Opinion ID: 2252946
Heading Depth: 1
Heading Rank: 6

Heading: Whether the Appellate Court Erred in Affirming the Trial Court

Text: Heinold also argues that the appellate court erred in holding that a fiduciary duty exists simply where the subject matter of a contract is complicated. Heinold's argument is based on its belief that the traditional criteria for the existence of a fiduciary duty were not met here and that the appellate court created a new basis on which to find a fiduciary duty. The appellate court affirmed the trial court on this point, stating: The record indicates that members of the Class were uniquely dependant upon information obtained from defendant and its soliciting brokers in order to make a profit on LCO transactions.
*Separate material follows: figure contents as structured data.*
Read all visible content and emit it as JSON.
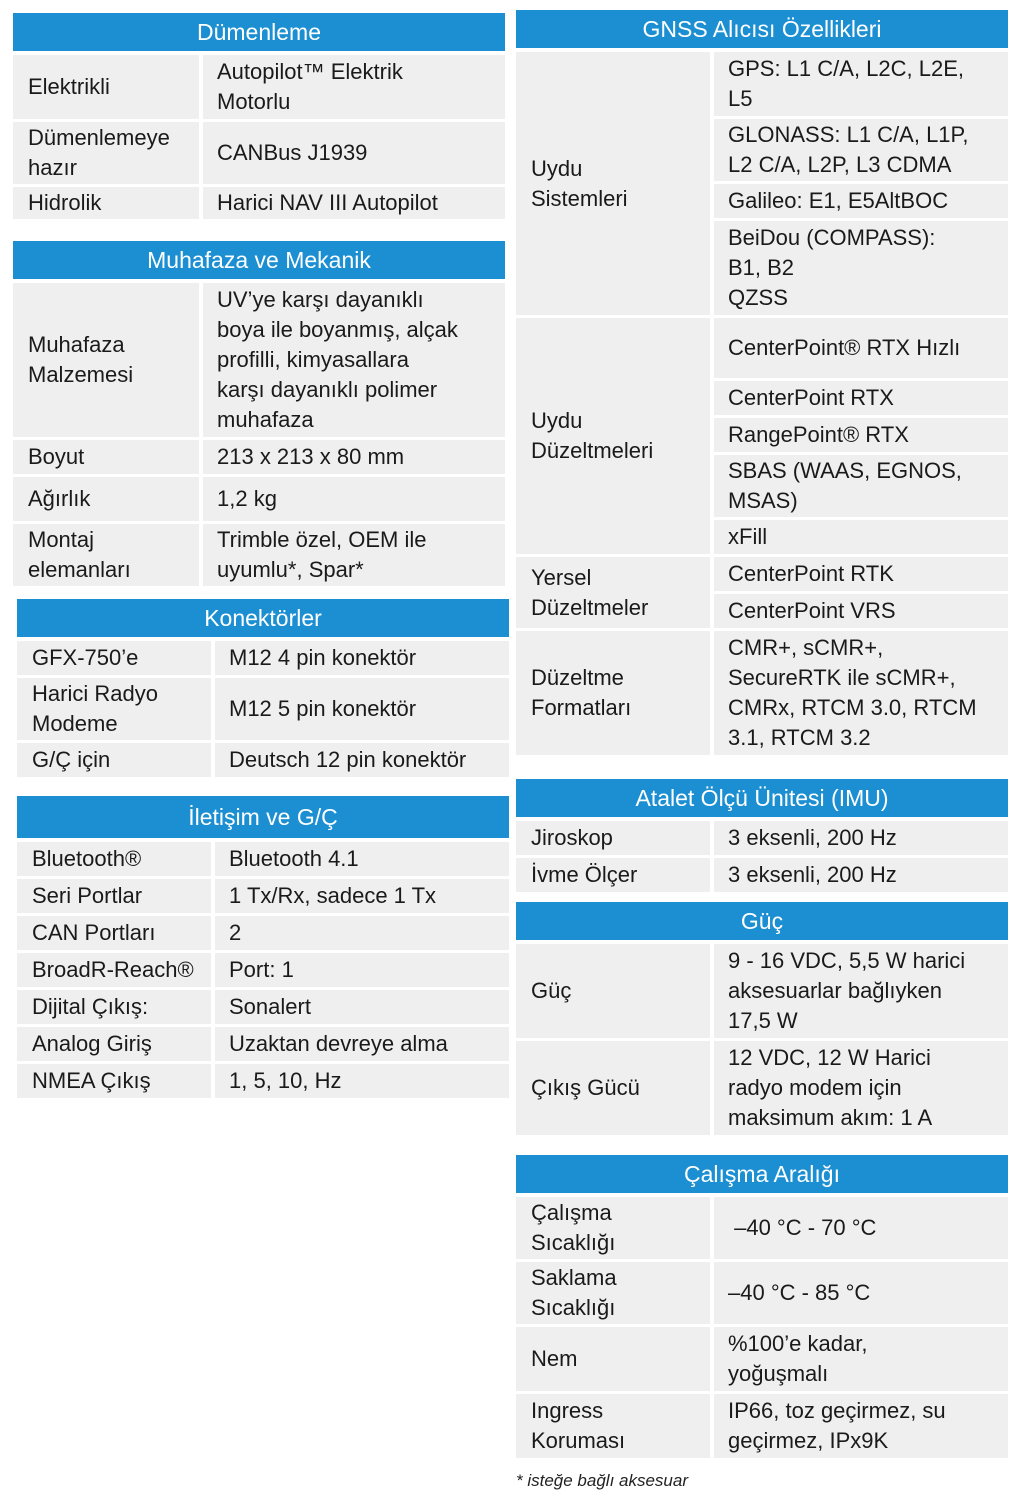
{
  "sections": {
    "dumenleme": {
      "title": "Dümenleme",
      "rows": [
        {
          "k": "Elektrikli",
          "v": [
            "Autopilot™ Elektrik",
            "Motorlu"
          ]
        },
        {
          "k": "Dümenlemeye hazır",
          "v": [
            "CANBus J1939"
          ]
        },
        {
          "k": "Hidrolik",
          "v": [
            "Harici NAV III Autopilot"
          ]
        }
      ]
    },
    "muhafaza": {
      "title": "Muhafaza ve Mekanik",
      "rows": [
        {
          "k": "Muhafaza Malzemesi",
          "v": [
            "UV’ye karşı dayanıklı",
            "boya ile boyanmış, alçak",
            "profilli, kimyasallara",
            "karşı dayanıklı polimer",
            "muhafaza"
          ]
        },
        {
          "k": "Boyut",
          "v": [
            "213 x 213 x 80 mm"
          ]
        },
        {
          "k": "Ağırlık",
          "v": [
            "1,2 kg"
          ]
        },
        {
          "k": "Montaj elemanları",
          "v": [
            "Trimble özel, OEM ile",
            "uyumlu*, Spar*"
          ]
        }
      ]
    },
    "konektorler": {
      "title": "Konektörler",
      "rows": [
        {
          "k": "GFX-750’e",
          "v": [
            "M12 4 pin konektör"
          ]
        },
        {
          "k": "Harici Radyo Modeme",
          "v": [
            "M12 5 pin konektör"
          ]
        },
        {
          "k": "G/Ç için",
          "v": [
            "Deutsch 12 pin konektör"
          ]
        }
      ]
    },
    "iletisim": {
      "title": "İletişim ve G/Ç",
      "rows": [
        {
          "k": "Bluetooth®",
          "v": [
            "Bluetooth 4.1"
          ]
        },
        {
          "k": "Seri Portlar",
          "v": [
            "1 Tx/Rx, sadece 1 Tx"
          ]
        },
        {
          "k": "CAN Portları",
          "v": [
            "2"
          ]
        },
        {
          "k": "BroadR-Reach®",
          "v": [
            "Port: 1"
          ]
        },
        {
          "k": "Dijital Çıkış:",
          "v": [
            "Sonalert"
          ]
        },
        {
          "k": "Analog Giriş",
          "v": [
            "Uzaktan devreye alma"
          ]
        },
        {
          "k": "NMEA Çıkış",
          "v": [
            "1, 5, 10, Hz"
          ]
        }
      ]
    },
    "gnss": {
      "title": "GNSS Alıcısı Özellikleri",
      "groups": [
        {
          "k": "Uydu Sistemleri",
          "vals": [
            [
              "GPS: L1 C/A, L2C, L2E,",
              "L5"
            ],
            [
              "GLONASS: L1 C/A, L1P,",
              "L2 C/A, L2P, L3 CDMA"
            ],
            [
              "Galileo: E1, E5AltBOC"
            ],
            [
              "BeiDou (COMPASS):",
              "B1, B2",
              "QZSS"
            ]
          ]
        },
        {
          "k": "Uydu Düzeltmeleri",
          "vals": [
            [
              "CenterPoint® RTX Hızlı"
            ],
            [
              "CenterPoint RTX"
            ],
            [
              "RangePoint® RTX"
            ],
            [
              "SBAS (WAAS, EGNOS,",
              "MSAS)"
            ],
            [
              "xFill"
            ]
          ]
        },
        {
          "k": "Yersel Düzeltmeler",
          "vals": [
            [
              "CenterPoint RTK"
            ],
            [
              "CenterPoint VRS"
            ]
          ]
        },
        {
          "k": "Düzeltme Formatları",
          "vals": [
            [
              "CMR+,  sCMR+,",
              "SecureRTK ile sCMR+,",
              "CMRx, RTCM 3.0, RTCM",
              "3.1, RTCM 3.2"
            ]
          ]
        }
      ]
    },
    "imu": {
      "title": "Atalet Ölçü Ünitesi (IMU)",
      "rows": [
        {
          "k": "Jiroskop",
          "v": [
            "3 eksenli, 200 Hz"
          ]
        },
        {
          "k": "İvme Ölçer",
          "v": [
            "3 eksenli, 200 Hz"
          ]
        }
      ]
    },
    "guc": {
      "title": "Güç",
      "rows": [
        {
          "k": "Güç",
          "v": [
            "9 - 16 VDC, 5,5 W harici",
            "aksesuarlar bağlıyken",
            "17,5 W"
          ]
        },
        {
          "k": "Çıkış Gücü",
          "v": [
            "12 VDC, 12 W Harici",
            "radyo modem için",
            "maksimum akım: 1 A"
          ]
        }
      ]
    },
    "calisma": {
      "title": "Çalışma Aralığı",
      "rows": [
        {
          "k": "Çalışma Sıcaklığı",
          "v": [
            " –40 °C - 70 °C"
          ]
        },
        {
          "k": "Saklama Sıcaklığı",
          "v": [
            "–40 °C - 85 °C"
          ]
        },
        {
          "k": "Nem",
          "v": [
            "%100’e kadar,",
            "yoğuşmalı"
          ]
        },
        {
          "k": "Ingress Koruması",
          "v": [
            "IP66, toz geçirmez, su",
            "geçirmez, IPx9K"
          ]
        }
      ]
    }
  },
  "footnote": "* isteğe bağlı aksesuar"
}
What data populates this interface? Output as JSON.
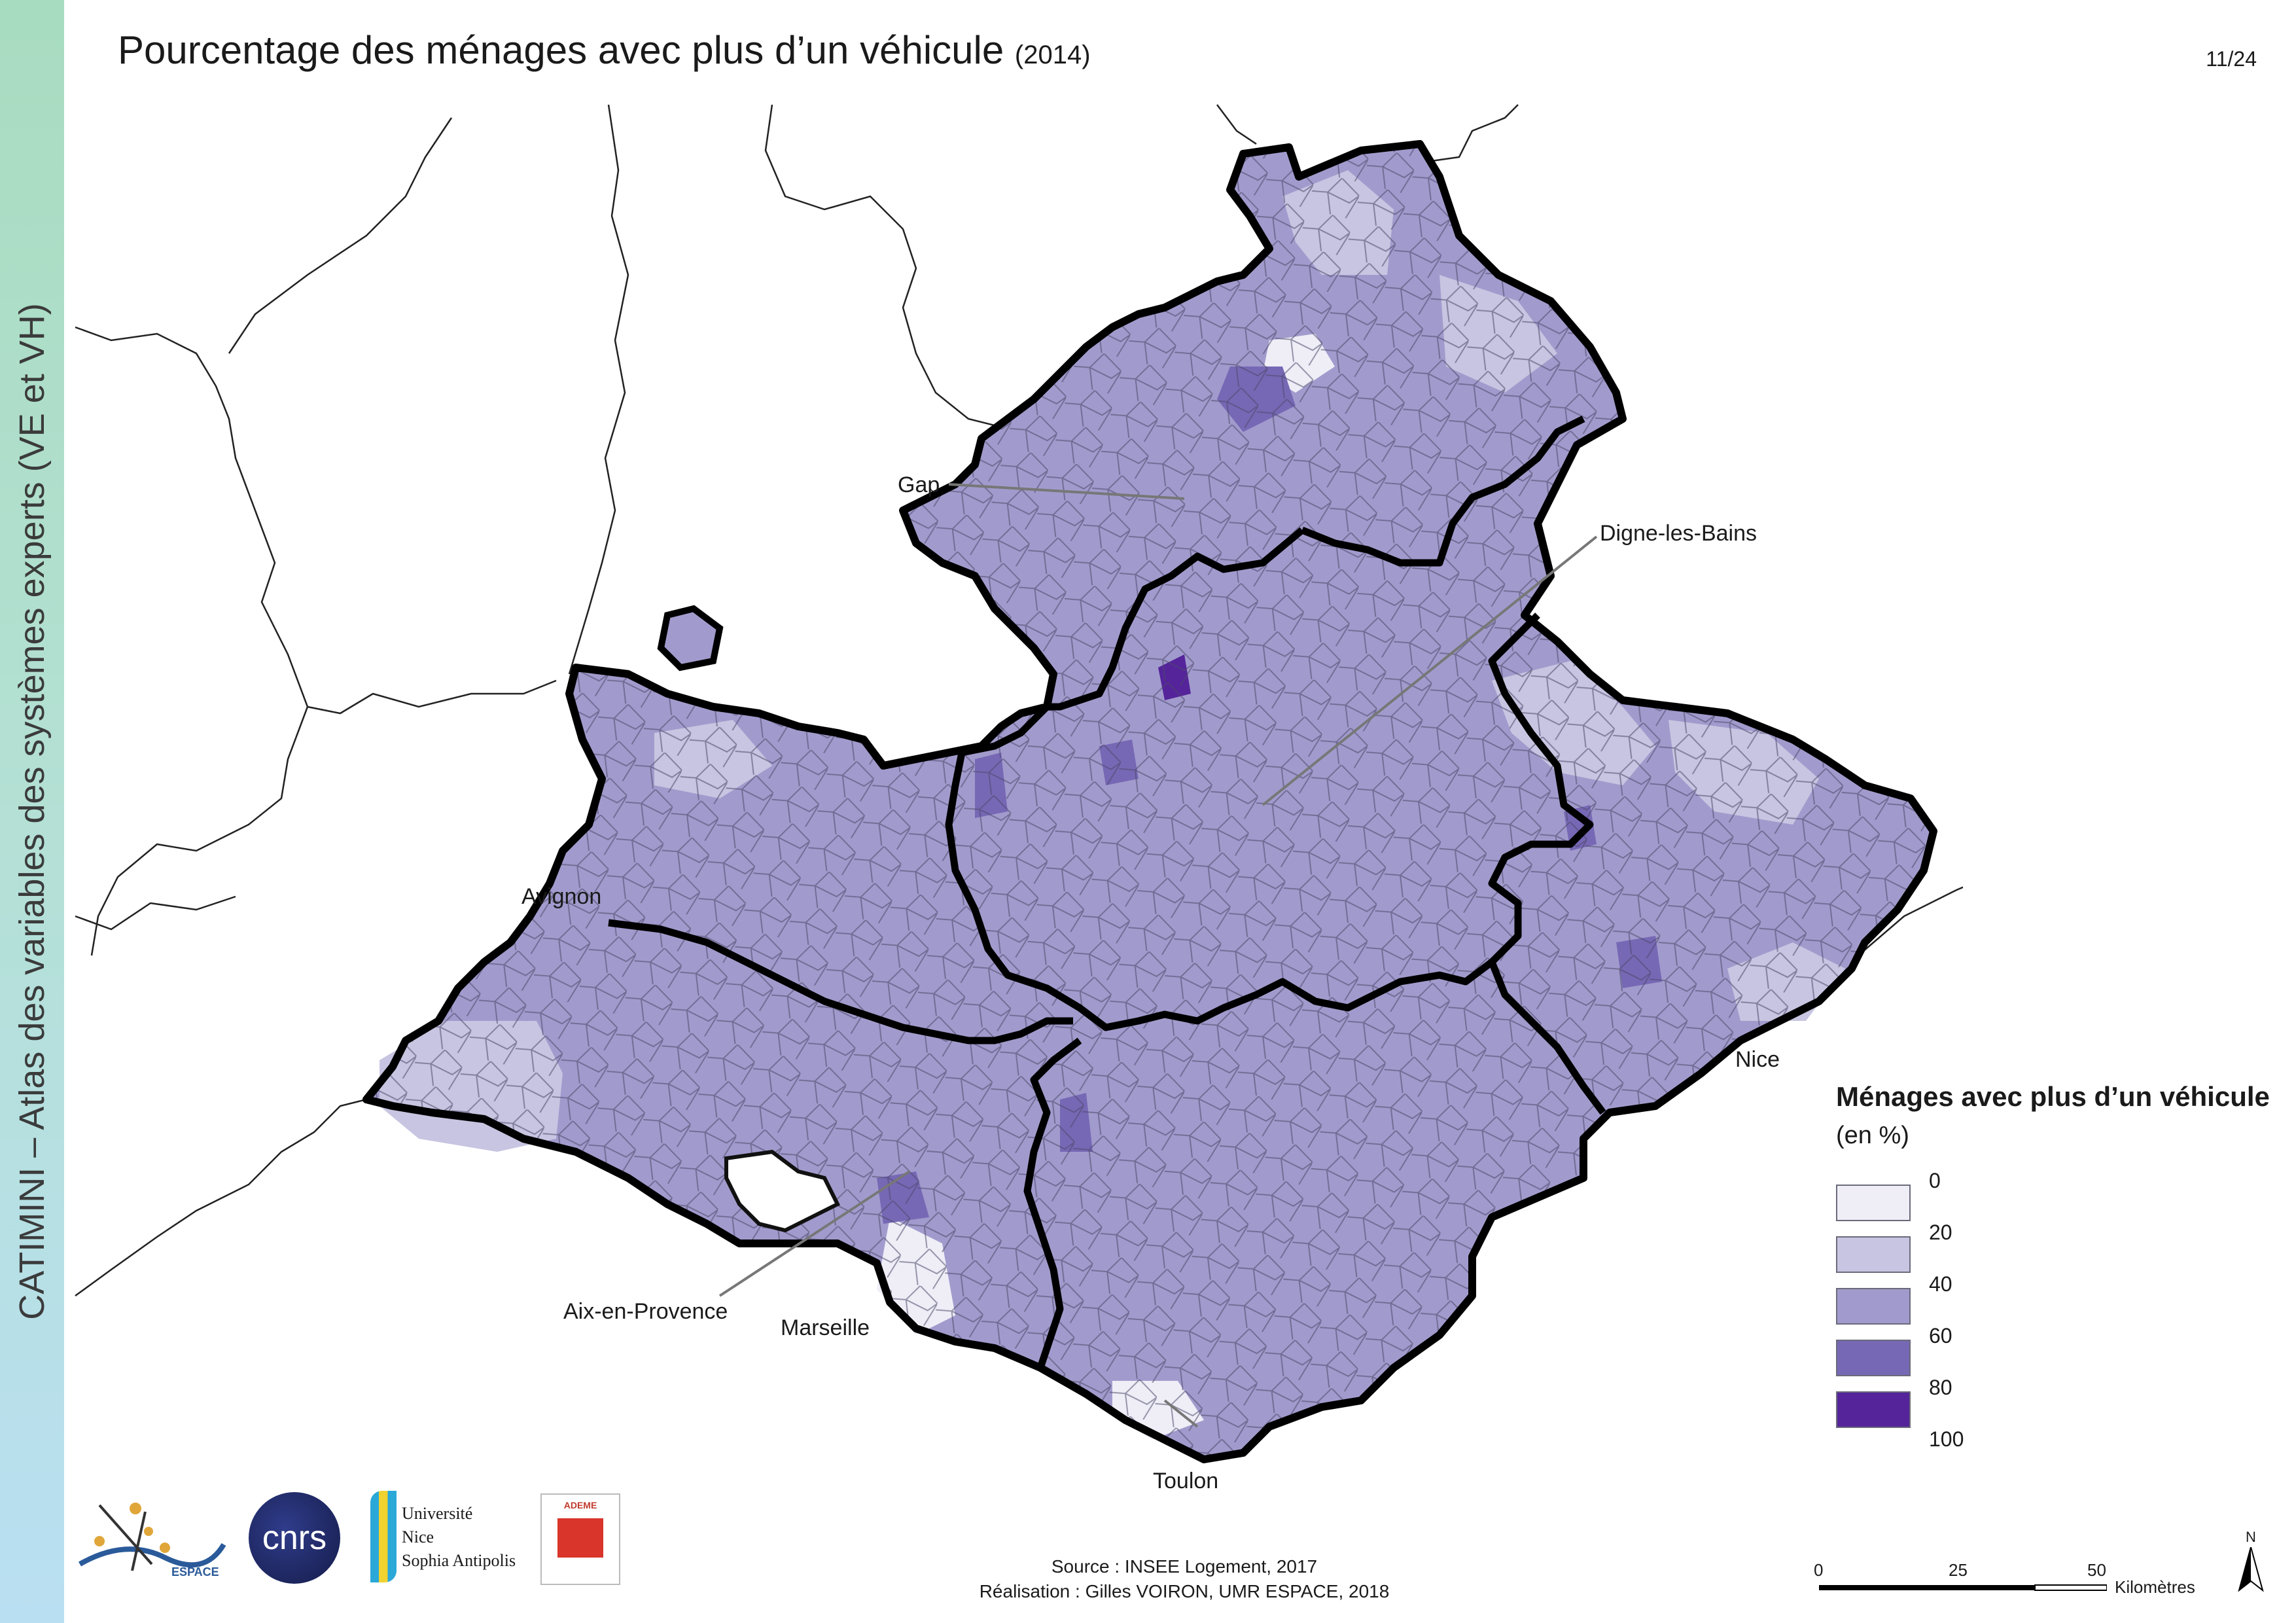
{
  "sidebar": {
    "text": "CATIMINI – Atlas des variables des systèmes experts (VE et VH)"
  },
  "header": {
    "title": "Pourcentage des ménages avec plus d’un véhicule",
    "year": "(2014)",
    "page": "11/24"
  },
  "cities": {
    "gap": "Gap",
    "digne": "Digne-les-Bains",
    "avignon": "Avignon",
    "nice": "Nice",
    "aix": "Aix-en-Provence",
    "marseille": "Marseille",
    "toulon": "Toulon"
  },
  "legend": {
    "title": "Ménages avec plus d’un véhicule",
    "subtitle": "(en %)",
    "classes": [
      {
        "from": 0,
        "to": 20,
        "color": "#efeef7"
      },
      {
        "from": 20,
        "to": 40,
        "color": "#c7c5e1"
      },
      {
        "from": 40,
        "to": 60,
        "color": "#a19bcd"
      },
      {
        "from": 60,
        "to": 80,
        "color": "#7768b5"
      },
      {
        "from": 80,
        "to": 100,
        "color": "#55249a"
      }
    ],
    "ticks": [
      "0",
      "20",
      "40",
      "60",
      "80",
      "100"
    ]
  },
  "source": {
    "line1": "Source : INSEE Logement, 2017",
    "line2": "Réalisation : Gilles VOIRON, UMR ESPACE, 2018"
  },
  "scale": {
    "labels": [
      "0",
      "25",
      "50"
    ],
    "unit": "Kilomètres",
    "north": "N"
  },
  "logos": {
    "espace": "ESPACE",
    "cnrs": "cnrs",
    "unice_1": "Université",
    "unice_2": "Nice",
    "unice_3": "Sophia Antipolis",
    "ademe": "ADEME"
  }
}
The trading of LCO's during the relevant period was exceedingly complicated due to the mechanics of LCO's and the London exchanges, the volatility of the commodity options market, the impact of currency conversion rates and the differing terminology used among brokers offering LCO's to the public. (240 Ill.App.3d 536, 541, 181 Ill.Dec. 376, 608 N.E.2d 449.) The appellate court's opinion merely summarizes the trial court's findings that few investors, including plaintiffs, could have understood the mechanics of LCO trading or known what type of charges were proper. The appellate court's finding is not that a preagency fiduciary duty attaches when a transaction is complex, but that under these unique circumstances, where a future principal and agent are discussing compensation, and where the plaintiffs were uniquely dependant upon Heinold for information concerning the proper charges in the transaction, a duty attached. There was no error by the appellate court on this issue.